Nelson expresses this through the feeling of art in Open Water. He wraps the novel in music, photography and dance to express feelings of loss and celebration. With Open Water, Nelson celebrates Black artists by lacing the chapters with writers like Zadie Smith and James Baldwin to films and music by Kendrick Lamar and Phife. The acknowledgement of other Black artists in Open Water is not only referenced by the characters naturally, but this was one of my favourite qualities of the novel. Open Water is a debut novel but it does not fall short of beautiful writing, raw reality and a novel that should become a modern classic.

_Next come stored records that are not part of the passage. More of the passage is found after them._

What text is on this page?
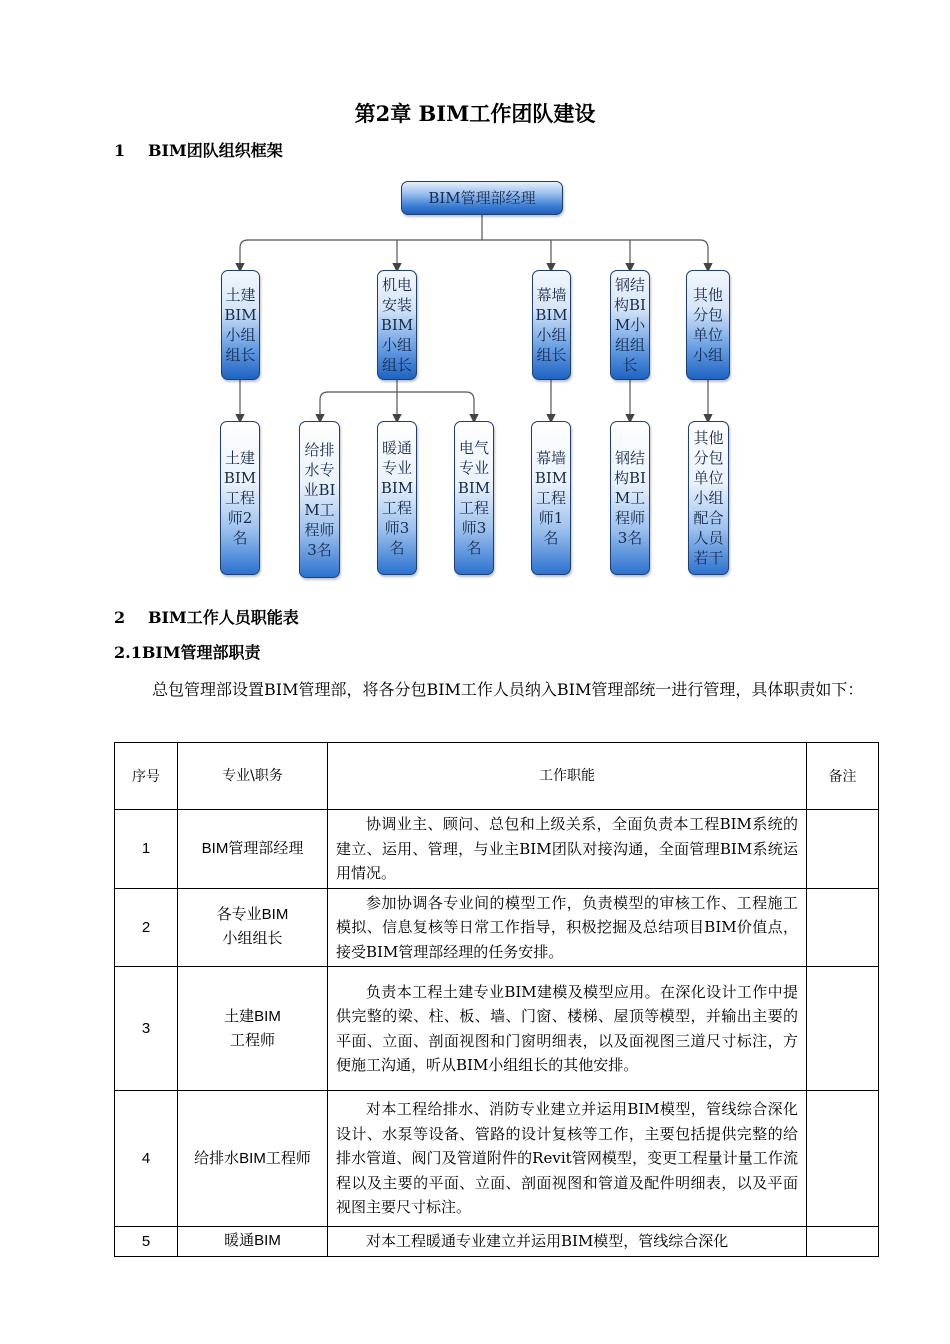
第2章 BIM工作团队建设
1 BIM团队组织框架
BIM管理部经理
土建BIM小组组长
机电安装BIM小组组长
幕墙BIM小组组长
钢结构BIM小组组长
其他分包单位小组
土建BIM工程师2名
给排水专业BIM工程师3名
暖通专业BIM工程师3名
电气专业BIM工程师3名
幕墙BIM工程师1名
钢结构BIM工程师3名
其他分包单位小组配合人员若干
2 BIM工作人员职能表
2.1BIM管理部职责
总包管理部设置BIM管理部，将各分包BIM工作人员纳入BIM管理部统一进行管理，具体职责如下：
序号	专业\职务	工作职能	备注
1	BIM管理部经理	协调业主、顾问、总包和上级关系，全面负责本工程BIM系统的建立、运用、管理，与业主BIM团队对接沟通，全面管理BIM系统运用情况。	

2	各专业BIM小组组长	参加协调各专业间的模型工作，负责模型的审核工作、工程施工模拟、信息复核等日常工作指导，积极挖掘及总结项目BIM价值点，接受BIM管理部经理的任务安排。	

3	土建BIM工程师	负责本工程土建专业BIM建模及模型应用。在深化设计工作中提供完整的梁、柱、板、墙、门窗、楼梯、屋顶等模型，并输出主要的平面、立面、剖面视图和门窗明细表，以及面视图三道尺寸标注，方便施工沟通，听从BIM小组组长的其他安排。	

4	给排水BIM工程师	对本工程给排水、消防专业建立并运用BIM模型，管线综合深化设计、水泵等设备、管路的设计复核等工作，主要包括提供完整的给排水管道、阀门及管道附件的Revit管网模型，变更工程量计量工作流程以及主要的平面、立面、剖面视图和管道及配件明细表，以及平面视图主要尺寸标注。	

5	暖通BIM	对本工程暖通专业建立并运用BIM模型，管线综合深化	
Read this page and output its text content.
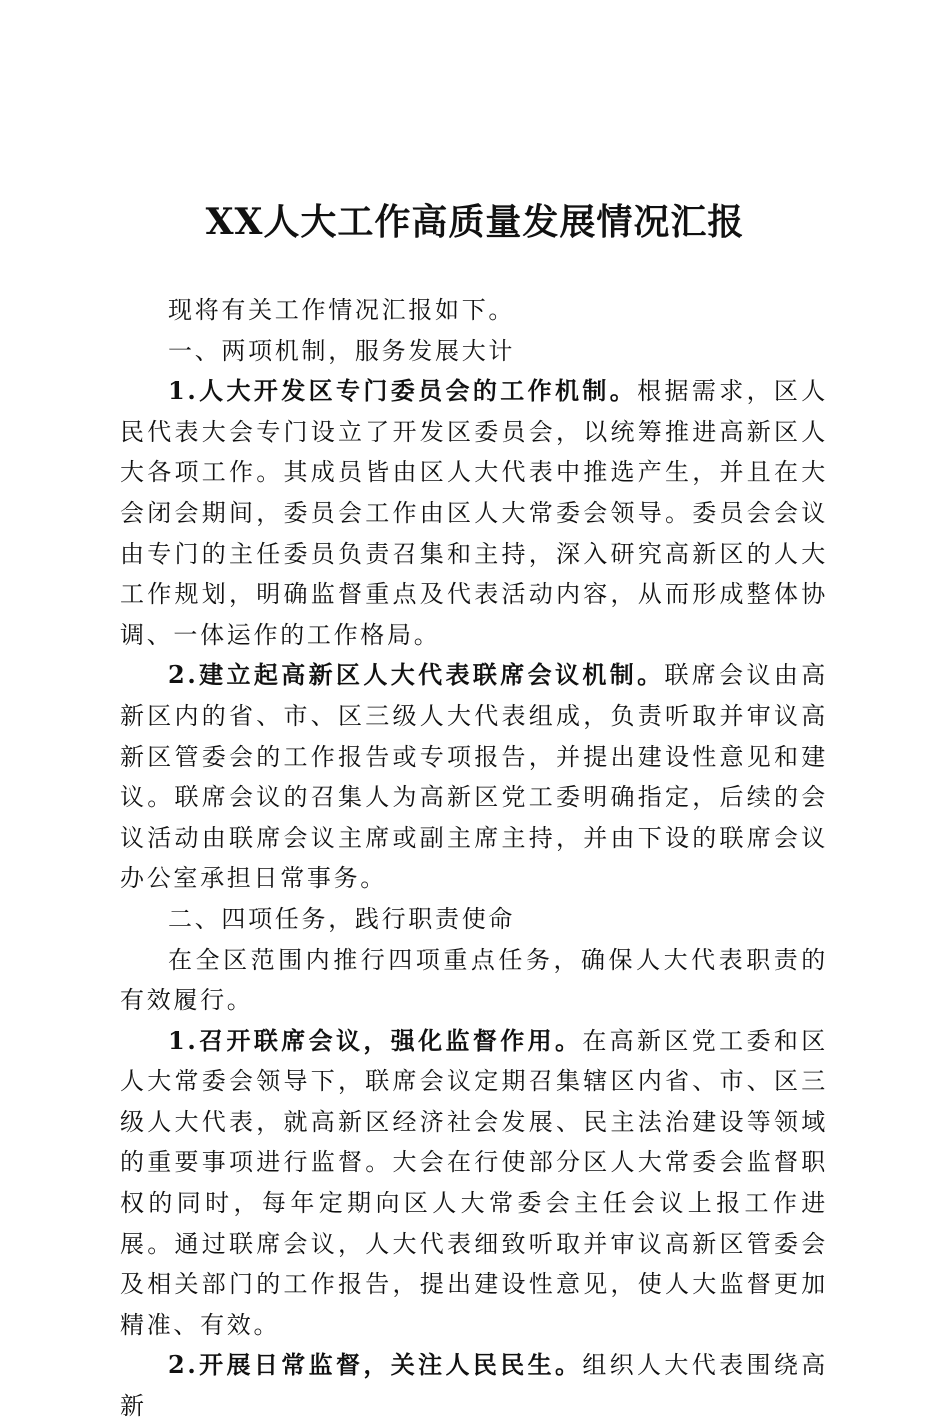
XX人大工作高质量发展情况汇报

现将有关工作情况汇报如下。

一、两项机制，服务发展大计

1.人大开发区专门委员会的工作机制。根据需求，区人民代表大会专门设立了开发区委员会，以统筹推进高新区人大各项工作。其成员皆由区人大代表中推选产生，并且在大会闭会期间，委员会工作由区人大常委会领导。委员会会议由专门的主任委员负责召集和主持，深入研究高新区的人大工作规划，明确监督重点及代表活动内容，从而形成整体协调、一体运作的工作格局。

2.建立起高新区人大代表联席会议机制。联席会议由高新区内的省、市、区三级人大代表组成，负责听取并审议高新区管委会的工作报告或专项报告，并提出建设性意见和建议。联席会议的召集人为高新区党工委明确指定，后续的会议活动由联席会议主席或副主席主持，并由下设的联席会议办公室承担日常事务。

二、四项任务，践行职责使命

在全区范围内推行四项重点任务，确保人大代表职责的有效履行。

1.召开联席会议，强化监督作用。在高新区党工委和区人大常委会领导下，联席会议定期召集辖区内省、市、区三级人大代表，就高新区经济社会发展、民主法治建设等领域的重要事项进行监督。大会在行使部分区人大常委会监督职权的同时，每年定期向区人大常委会主任会议上报工作进展。通过联席会议，人大代表细致听取并审议高新区管委会及相关部门的工作报告，提出建设性意见，使人大监督更加精准、有效。

2.开展日常监督，关注人民民生。组织人大代表围绕高新
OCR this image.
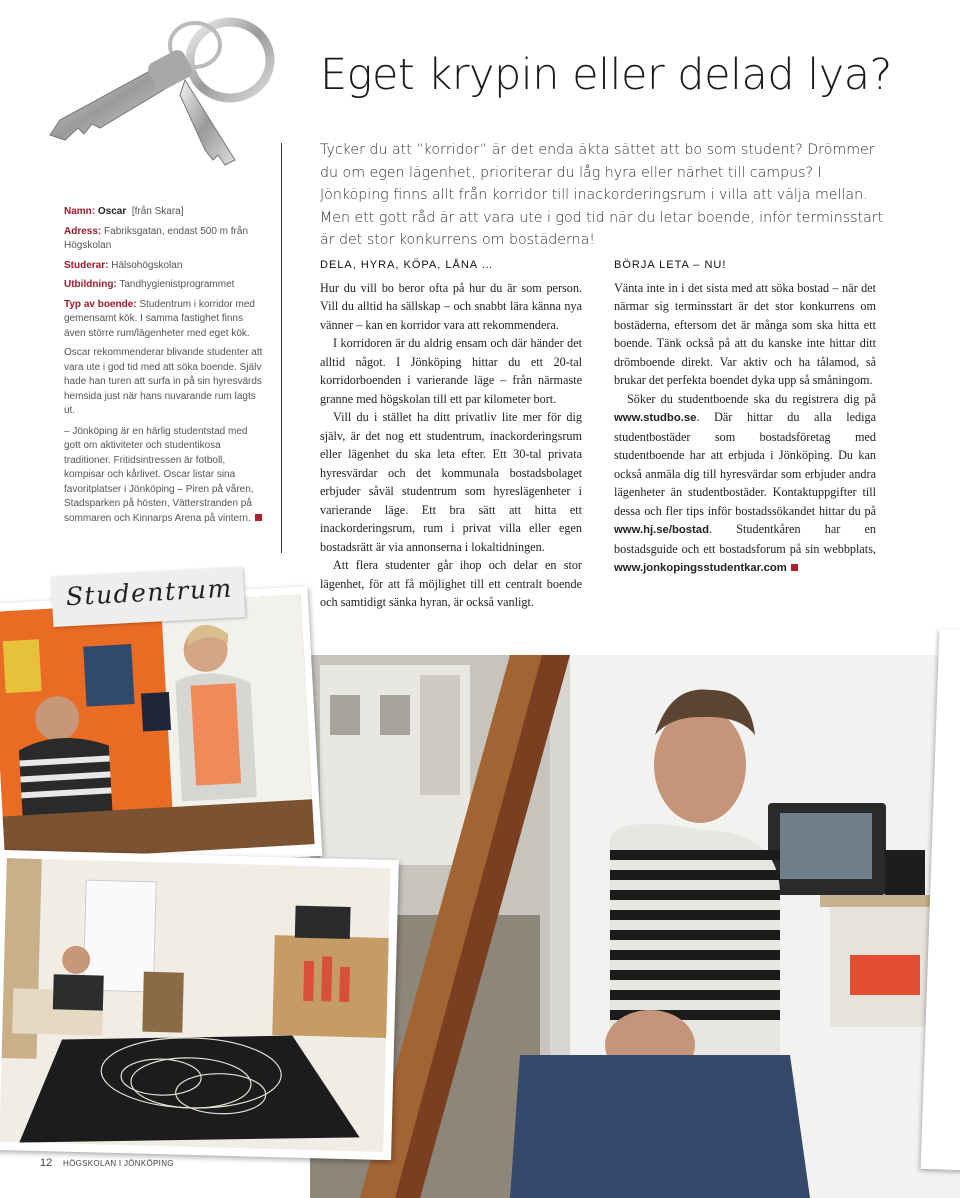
Eget krypin eller delad lya?

Tycker du att ”korridor” är det enda äkta sättet att bo som student? Drömmer du om egen lägenhet, prioriterar du låg hyra eller närhet till campus? I Jönköping finns allt från korridor till inackorderingsrum i villa att välja mellan. Men ett gott råd är att vara ute i god tid när du letar boende, inför terminsstart är det stor konkurrens om bostäderna!

Namn: Oscar [från Skara]
Adress: Fabriksgatan, endast 500 m från Högskolan
Studerar: Hälsohögskolan
Utbildning: Tandhygienistprogrammet
Typ av boende: Studentrum i korridor med gemensamt kök. I samma fastighet finns även större rum/lägenheter med eget kök.

Oscar rekommenderar blivande studenter att vara ute i god tid med att söka boende. Själv hade han turen att surfa in på sin hyresvärds hemsida just när hans nuvarande rum lagts ut.

– Jönköping är en härlig studentstad med gott om aktiviteter och studentikosa traditioner. Fritidsintressen är fotboll, kompisar och kårlivet. Oscar listar sina favoritplatser i Jönköping – Piren på våren, Stadsparken på hösten, Vätterstranden på sommaren och Kinnarps Arena på vintern.

DELA, HYRA, KÖPA, LÅNA …

Hur du vill bo beror ofta på hur du är som person. Vill du alltid ha sällskap – och snabbt lära känna nya vänner – kan en korridor vara att rekommendera.

I korridoren är du aldrig ensam och där händer det alltid något. I Jönköping hittar du ett 20-tal korridorboenden i varierande läge – från närmaste granne med högskolan till ett par kilometer bort.

Vill du i stället ha ditt privatliv lite mer för dig själv, är det nog ett studentrum, inackorderingsrum eller lägenhet du ska leta efter. Ett 30-tal privata hyresvärdar och det kommunala bostadsbolaget erbjuder såväl studentrum som hyreslägenheter i varierande läge. Ett bra sätt att hitta ett inackorderingsrum, rum i privat villa eller egen bostadsrätt är via annonserna i lokaltidningen.

Att flera studenter går ihop och delar en stor lägenhet, för att få möjlighet till ett centralt boende och samtidigt sänka hyran, är också vanligt.

BÖRJA LETA – NU!

Vänta inte in i det sista med att söka bostad – när det närmar sig terminsstart är det stor konkurrens om bostäderna, eftersom det är många som ska hitta ett boende. Tänk också på att du kanske inte hittar ditt drömboende direkt. Var aktiv och ha tålamod, så brukar det perfekta boendet dyka upp så småningom.

Söker du studentboende ska du registrera dig på www.studbo.se. Där hittar du alla lediga studentbostäder som bostadsföretag med studentboende har att erbjuda i Jönköping. Du kan också anmäla dig till hyresvärdar som erbjuder andra lägenheter än studentbostäder. Kontaktuppgifter till dessa och fler tips inför bostadssökandet hittar du på www.hj.se/bostad. Studentkåren har en bostadsguide och ett bostadsforum på sin webbplats, www.jonkopingsstudentkar.com

Studentrum
12 HÖGSKOLAN I JÖNKÖPING
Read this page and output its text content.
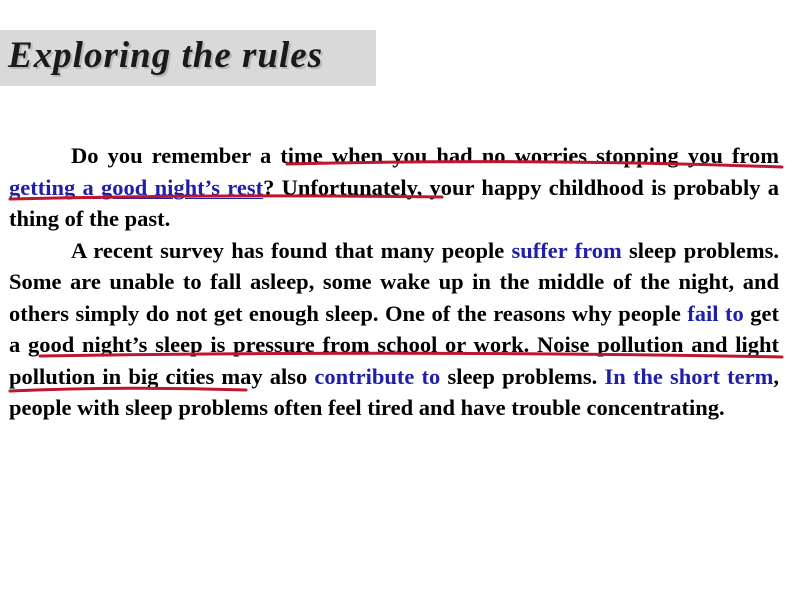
Exploring the rules

Do you remember a time when you had no worries stopping you from getting a good night’s rest? Unfortunately, your happy childhood is probably a thing of the past.

A recent survey has found that many people suffer from sleep problems. Some are unable to fall asleep, some wake up in the middle of the night, and others simply do not get enough sleep. One of the reasons why people fail to get a good night’s sleep is pressure from school or work. Noise pollution and light pollution in big cities may also contribute to sleep problems. In the short term, people with sleep problems often feel tired and have trouble concentrating.
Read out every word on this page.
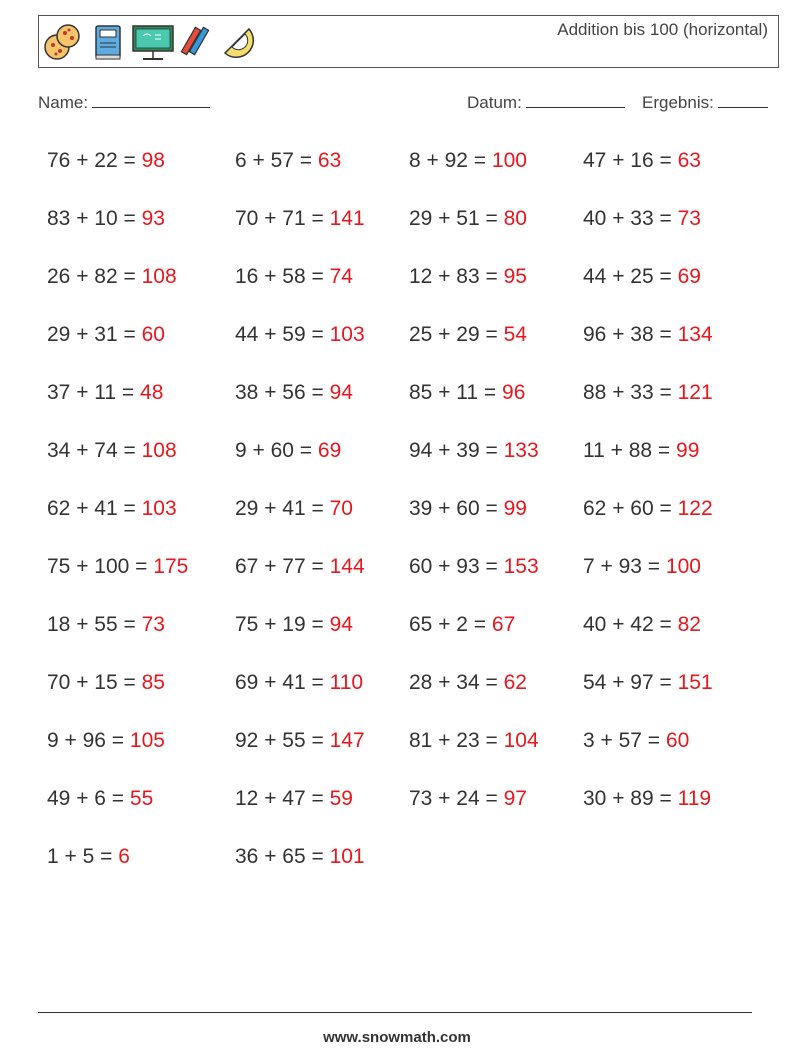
Addition bis 100 (horizontal)
Name:	Datum:	Ergebnis:
76 + 22 = 98	6 + 57 = 63	8 + 92 = 100	47 + 16 = 63
83 + 10 = 93	70 + 71 = 141	29 + 51 = 80	40 + 33 = 73
26 + 82 = 108	16 + 58 = 74	12 + 83 = 95	44 + 25 = 69
29 + 31 = 60	44 + 59 = 103	25 + 29 = 54	96 + 38 = 134
37 + 11 = 48	38 + 56 = 94	85 + 11 = 96	88 + 33 = 121
34 + 74 = 108	9 + 60 = 69	94 + 39 = 133	11 + 88 = 99
62 + 41 = 103	29 + 41 = 70	39 + 60 = 99	62 + 60 = 122
75 + 100 = 175	67 + 77 = 144	60 + 93 = 153	7 + 93 = 100
18 + 55 = 73	75 + 19 = 94	65 + 2 = 67	40 + 42 = 82
70 + 15 = 85	69 + 41 = 110	28 + 34 = 62	54 + 97 = 151
9 + 96 = 105	92 + 55 = 147	81 + 23 = 104	3 + 57 = 60
49 + 6 = 55	12 + 47 = 59	73 + 24 = 97	30 + 89 = 119
1 + 5 = 6	36 + 65 = 101
www.snowmath.com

I have not read a novel in the second person in a very long time, but the way Nelson has cultivated each sentence and word with so much soul and depth makes you feel as though you are amongst the characters. Perhaps this is why he chose to use the second person, to make the reader feel connected and not just a distant observer. You move with them when they dance, you sit with them when they drink a cup of tea, and you listen when the other speaks.


I found myself constantly holding a pencil in my hand while reading this novel. In 176 pages I found myself wanting to underline every other line. Each piece of dialogue, and each description felt perfectly pieced together. A quote from Open Water that I think fits perfectly with the book industry is the following:


“I love her writing,’ her mother says.

‘She’s my favourite writer. NW is the book I return to most.’

Perhaps that is how we should frame this question forever; rather than asking what is your favourite work, let’s ask, what continues to pull you back?”


This particular quote showed me a new outlook on reading and made me reflect on the art I consume. What stays with me and what do I return to and why? I think we should all be asking that question to understand ourselves and others better.

Overall, this modern short read has been crafted with great poetic sentences written from the soul. While reading this novel, I felt an immense connection to the characters' stories and lives. Nelson has a beautiful mind for storytelling, and I am excited about what this upcoming author has planned.